地元の米系メーカーの動きは速い。大統領選中からトランプ氏にたびたび名指しで批判されてきたフォード・モーターは年明けに、メキシコ新工場計画を撤回すると発表。その代わりに米ミシガン州の工場に投資する。トランプ氏の圧力に屈した格好だ。
トランプ氏がツイッターでフォードやトヨタを標的にする中で、欧米自動車連合フィアット・クライスラー・オートモービルズ(FCA)は8日、米国工場に10億ドルを投資すると発表した。現在メキシコで生産している大型車を米国内で生産できるようになるとしている。セルジオ・マルキオーネ最高経営責任者(CEO)は9日、同ショーで記者団にトランプ氏がメキシコから米国への輸入車に高い関税を課すことになれば、メキシコでの生産を打ち切る可能性があるとの考えを示した。
一方、トランプ氏はゼネラル・モーターズ(GM)に対してもメキシコ製車両に高い関税をかけると警告しているが、メアリー・バーラCEOは同ショーで記者団に「多額の投資を伴う長期計画で2年から4年前から進めているものだ」と反論する姿勢を示した。
【【日本からのメキシコ投資は拡大基調】】
自動車業界がけん引し、日本からメキシコへの投資は16年に拡大基調にあった。16年1―9月の投資額は11億ドル(約1265億円)と、すでに15年通年(9億8000万ドル)を上回っていた。中南米の雄であるブラジルが政情不安で景気が低迷。同時期の日本からの投資も約4億ドルにとどまる中、相対的にメキシコの好調さが際立っていた。

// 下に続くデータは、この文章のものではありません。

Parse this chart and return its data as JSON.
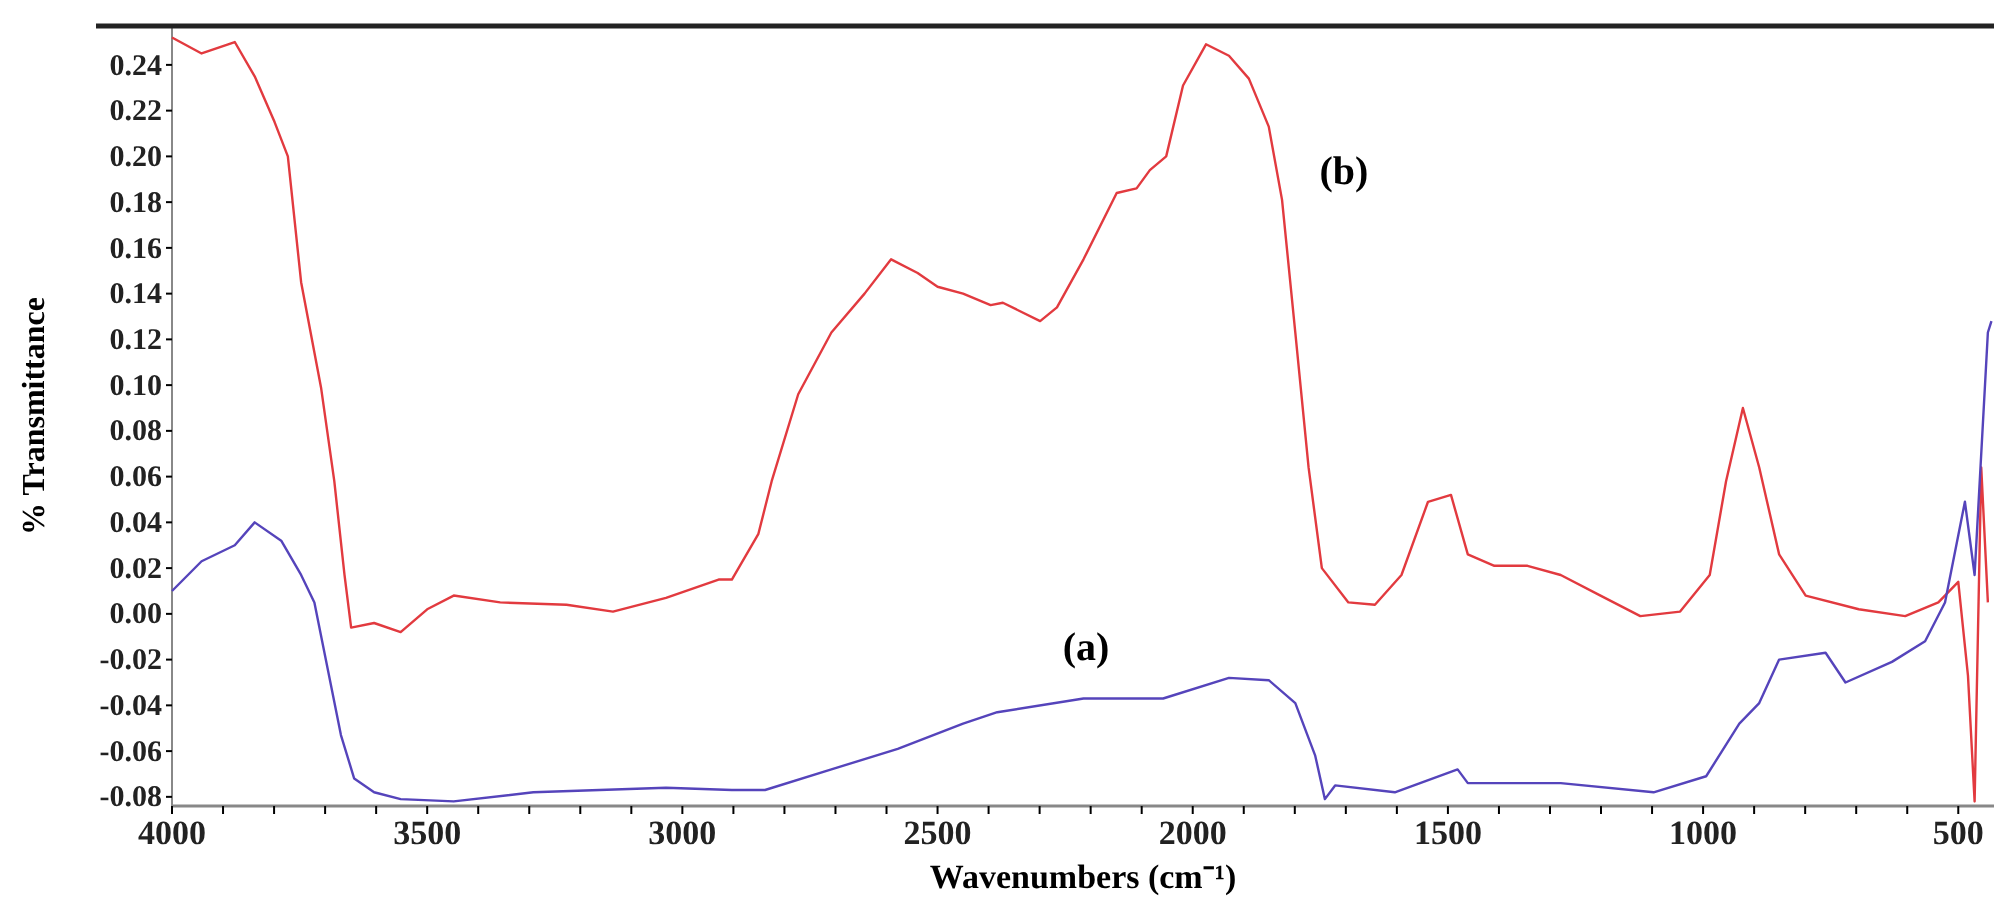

ところが、16年8月の米大統領の選挙期間中に、共和党の候補だったトランプ氏とペニャニエト大統領との会談を主導したビデガライ財務公債相(当時)がメキシコ批判を繰り返すトランプ氏に対する民意の反発を受け辞任。その後、トランプ氏が選挙に勝つと、一転してビデガライ氏は外相に返り咲いた。正式な大統領就任前からメキシコはトランプ氏の言動に振り回されており、こうした状況は当面続きそうだ。